James Watson’s comments arrive as oil companies are drilling in ever-deeper waters and more remote regions, including the Arctic, in search of new finds. Watson noted that existing technology and management systems are continually being used in “higher and higher risk areas.”
“So I think there is a role for someone outside of the business to actually be able to say ‘time-out,’ we are now stretched about as far as we might want to be stretched with the technology that has been in place for 10, 20 years or whatever,” said Watson, head of Interior’s Bureau of Safety and Environmental Enforcement.
“I think that at some point there is an important role that the government needs to play in saying well, wait a minute, let’s just see where we are, and before we stretch that technology another step, is there some work that needs to be done in the applied research area to create a better system of something that is designed specifically for the conditions that we now operate in,” he said at a drilling event hosted by the Center for Strategic and International Studies.
Watson, whom The Hill profiled here, said he is “intrigued” by an environmentalist’s suggestion at the same event for a periodic outside review of the industry’s technological and management capacity.

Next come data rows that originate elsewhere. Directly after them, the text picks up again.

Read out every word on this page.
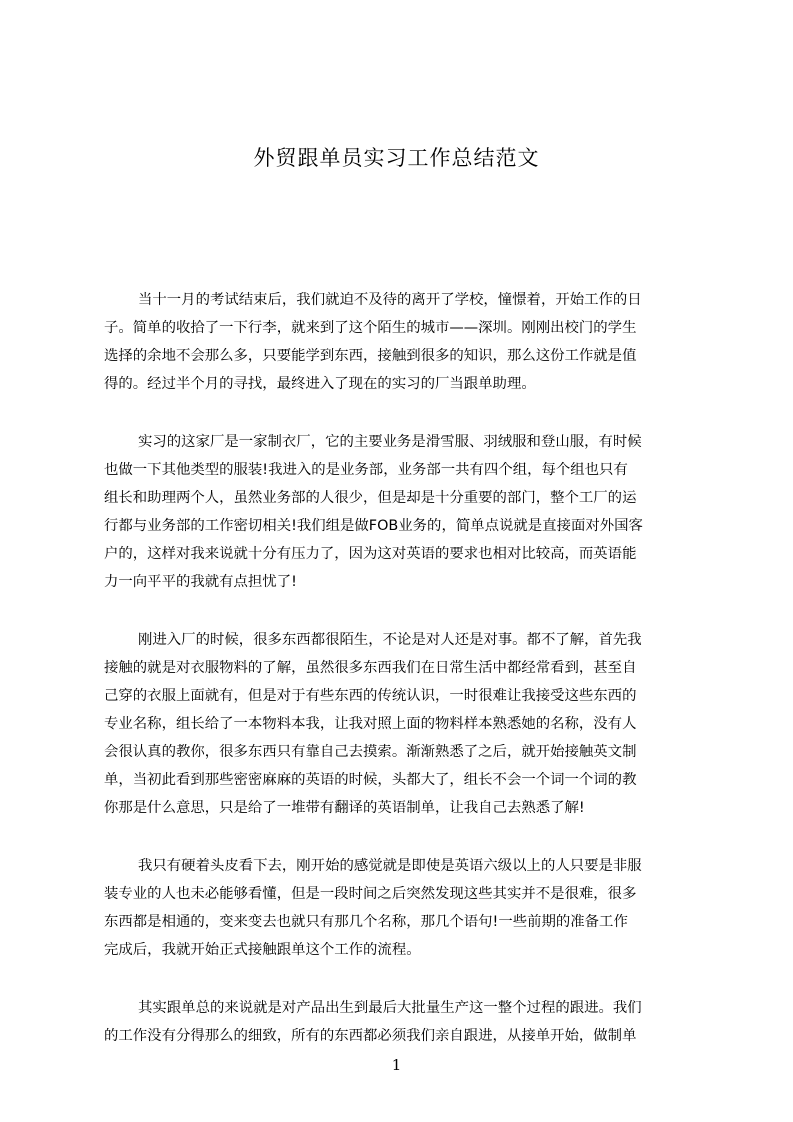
外贸跟单员实习工作总结范文
当十一月的考试结束后，我们就迫不及待的离开了学校，憧憬着，开始工作的日
子。简单的收拾了一下行李，就来到了这个陌生的城市——深圳。刚刚出校门的学生
选择的余地不会那么多，只要能学到东西，接触到很多的知识，那么这份工作就是值
得的。经过半个月的寻找，最终进入了现在的实习的厂当跟单助理。
实习的这家厂是一家制衣厂，它的主要业务是滑雪服、羽绒服和登山服，有时候
也做一下其他类型的服装!我进入的是业务部，业务部一共有四个组，每个组也只有
组长和助理两个人，虽然业务部的人很少，但是却是十分重要的部门，整个工厂的运
行都与业务部的工作密切相关!我们组是做FOB业务的，简单点说就是直接面对外国客
户的，这样对我来说就十分有压力了，因为这对英语的要求也相对比较高，而英语能
力一向平平的我就有点担忧了!
刚进入厂的时候，很多东西都很陌生，不论是对人还是对事。都不了解，首先我
接触的就是对衣服物料的了解，虽然很多东西我们在日常生活中都经常看到，甚至自
己穿的衣服上面就有，但是对于有些东西的传统认识，一时很难让我接受这些东西的
专业名称，组长给了一本物料本我，让我对照上面的物料样本熟悉她的名称，没有人
会很认真的教你，很多东西只有靠自己去摸索。渐渐熟悉了之后，就开始接触英文制
单，当初此看到那些密密麻麻的英语的时候，头都大了，组长不会一个词一个词的教
你那是什么意思，只是给了一堆带有翻译的英语制单，让我自己去熟悉了解!
我只有硬着头皮看下去，刚开始的感觉就是即使是英语六级以上的人只要是非服
装专业的人也未必能够看懂，但是一段时间之后突然发现这些其实并不是很难，很多
东西都是相通的，变来变去也就只有那几个名称，那几个语句!一些前期的准备工作
完成后，我就开始正式接触跟单这个工作的流程。
其实跟单总的来说就是对产品出生到最后大批量生产这一整个过程的跟进。我们
的工作没有分得那么的细致，所有的东西都必须我们亲自跟进，从接单开始，做制单
1
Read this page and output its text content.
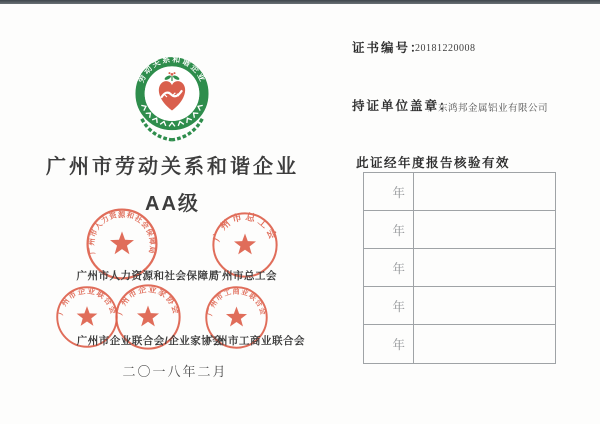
劳动关系和谐企业
广州市劳动关系和谐企业
AA级
广州市人力资源和社会保障局
广州市总工会
广州市企业联合会
广州市企业家协会 广州市工商业联合会
广州市人力资源和社会保障局
广州市总工会
广州市企业联合会/企业家协会
广州市工商业联合会
二〇一八年二月
证书编号：
20181220008
持证单位盖章：
广东鸿邦金属铝业有限公司
此证经年度报告核验有效
年
年
年
年
年
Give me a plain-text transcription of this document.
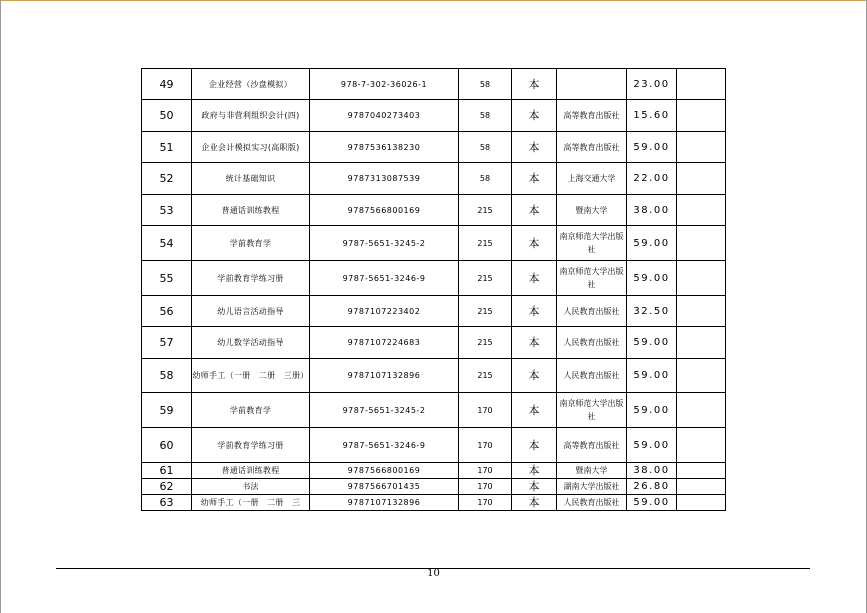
49	企业经营（沙盘模拟）	978-7-302-36026-1	58	本		23.00	
50	政府与非营利组织会计(四)	9787040273403	58	本	高等教育出版社	15.60	
51	企业会计模拟实习(高职版)	9787536138230	58	本	高等教育出版社	59.00	
52	统计基础知识	9787313087539	58	本	上海交通大学	22.00	
53	普通话训练教程	9787566800169	215	本	暨南大学	38.00	
54	学前教育学	9787-5651-3245-2	215	本	南京师范大学出版社	59.00	
55	学前教育学练习册	9787-5651-3246-9	215	本	南京师范大学出版社	59.00	
56	幼儿语言活动指导	9787107223402	215	本	人民教育出版社	32.50	
57	幼儿数学活动指导	9787107224683	215	本	人民教育出版社	59.00	
58	幼师手工（一册　二册　三册）	9787107132896	215	本	人民教育出版社	59.00	
59	学前教育学	9787-5651-3245-2	170	本	南京师范大学出版社	59.00	
60	学前教育学练习册	9787-5651-3246-9	170	本	高等教育出版社	59.00	
61	普通话训练教程	9787566800169	170	本	暨南大学	38.00	
62	书法	9787566701435	170	本	湖南大学出版社	26.80	
63	幼师手工（一册　二册　三	9787107132896	170	本	人民教育出版社	59.00	
10
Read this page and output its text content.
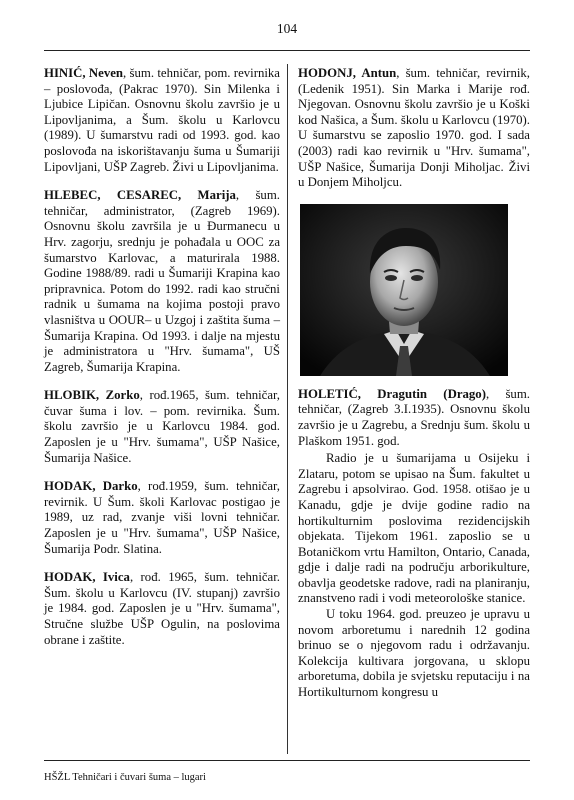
104

HINIĆ, Neven, šum. tehničar, pom. revirnika – poslovođa, (Pakrac 1970). Sin Milenka i Ljubice Lipičan. Osnovnu školu završio je u Lipovljanima, a Šum. školu u Karlovcu (1989). U šumarstvu radi od 1993. god. kao poslovođa na iskorištavanju šuma u Šumariji Lipovljani, UŠP Zagreb. Živi u Lipovljanima.

HLEBEC, CESAREC, Marija, šum. tehničar, administrator, (Zagreb 1969). Osnovnu školu završila je u Đurmanecu u Hrv. zagorju, srednju je pohađala u OOC za šumarstvo Karlovac, a maturirala 1988. Godine 1988/89. radi u Šumariji Krapina kao pripravnica. Potom do 1992. radi kao stručni radnik u šumama na kojima postoji pravo vlasništva u OOUR– u Uzgoj i zaštita šuma – Šumarija Krapina. Od 1993. i dalje na mjestu je administratora u "Hrv. šumama", UŠ Zagreb, Šumarija Krapina.

HLOBIK, Zorko, rođ.1965, šum. tehničar, čuvar šuma i lov. – pom. revirnika. Šum. školu završio je u Karlovcu 1984. god. Zaposlen je u "Hrv. šumama", UŠP Našice, Šumarija Našice.

HODAK, Darko, rođ.1959, šum. tehničar, revirnik. U Šum. školi Karlovac postigao je 1989, uz rad, zvanje viši lovni tehničar. Zaposlen je u "Hrv. šumama", UŠP Našice, Šumarija Podr. Slatina.

HODAK, Ivica, rođ. 1965, šum. tehničar. Šum. školu u Karlovcu (IV. stupanj) završio je 1984. god. Zaposlen je u "Hrv. šumama", Stručne službe UŠP Ogulin, na poslovima obrane i zaštite.

HODONJ, Antun, šum. tehničar, revirnik, (Ledenik 1951). Sin Marka i Marije rođ. Njegovan. Osnovnu školu završio je u Koški kod Našica, a Šum. školu u Karlovcu (1970). U šumarstvu se zaposlio 1970. god. I sada (2003) radi kao revirnik u "Hrv. šumama", UŠP Našice, Šumarija Donji Miholjac. Živi u Donjem Miholjcu.

HOLETIĆ, Dragutin (Drago), šum. tehničar, (Zagreb 3.I.1935). Osnovnu školu završio je u Zagrebu, a Srednju šum. školu u Plaškom 1951. god.

Radio je u šumarijama u Osijeku i Zlataru, potom se upisao na Šum. fakultet u Zagrebu i apsolvirao. God. 1958. otišao je u Kanadu, gdje je dvije godine radio na hortikulturnim poslovima rezidencijskih objekata. Tijekom 1961. zaposlio se u Botaničkom vrtu Hamilton, Ontario, Canada, gdje i dalje radi na području arborikulture, obavlja geodetske radove, radi na planiranju, znanstveno radi i vodi meteorološke stanice.

U toku 1964. god. preuzeo je upravu u novom arboretumu i narednih 12 godina brinuo se o njegovom radu i održavanju. Kolekcija kultivara jorgovana, u sklopu arboretuma, dobila je svjetsku reputaciju i na Hortikulturnom kongresu u

HŠŽL Tehničari i čuvari šuma – lugari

Elgie Holstein of the Environmental Defense Fund (EDF) suggested a “periodic technology and managerial review” of the industry carried out by an outside organization such as the National Academy of Sciences or the National Academy of Public Administration.
He suggested such reviews could be conducted when the Interior Department is crafting its five-year offshore leasing plans. The current plan runs from 2012-2017 and includes, in the later years, lease sales for Arctic waters off Alaska’s coast.
“It is a concept that goes hand in hand with the recognition that offshore oil drilling over time is going to become nothing but more complex, the environments will become more challenging, the equipment will be more complex to operate, the managerial challenges of coordinating everybody on the rig and off the rig will become that much greater,” Holstein, EDF’s senior director of strategic planning, told reporters after the event.
Discussion of broad, future reviews of the industry’s technology come as companies are already drilling in deep, high-pressure waters in the Gulf of Mexico, and beginning the early stages of Arctic exploration.
Watson’s agency recently gave Royal Dutch Shell permission to conduct preliminary drilling off Alaska’s northern coast, but the company did not win approval to drill into oil-bearing subsea zones and has abandoned that effort for this year.
Interior has beefed up drilling and rig safety regulations and overhauled oversight in the wake of the 2010 BP oil spill.
At Tuesday’s event, Watson and industry officials — including Charlie Williams, who leads the industry’s Center for Offshore Safety — discussed their ongoing work to boost safety practices.
But with companies pushing into more and more extreme and remote environments and higher pressures, Watson said an additional way to see if technology is keeping pace might be needed.
“In an industry that is constantly exploring and pressing its technology forward, I think you also need another mechanism, and I don’t know what it is. I don’t think we have got it quite yet,” he said.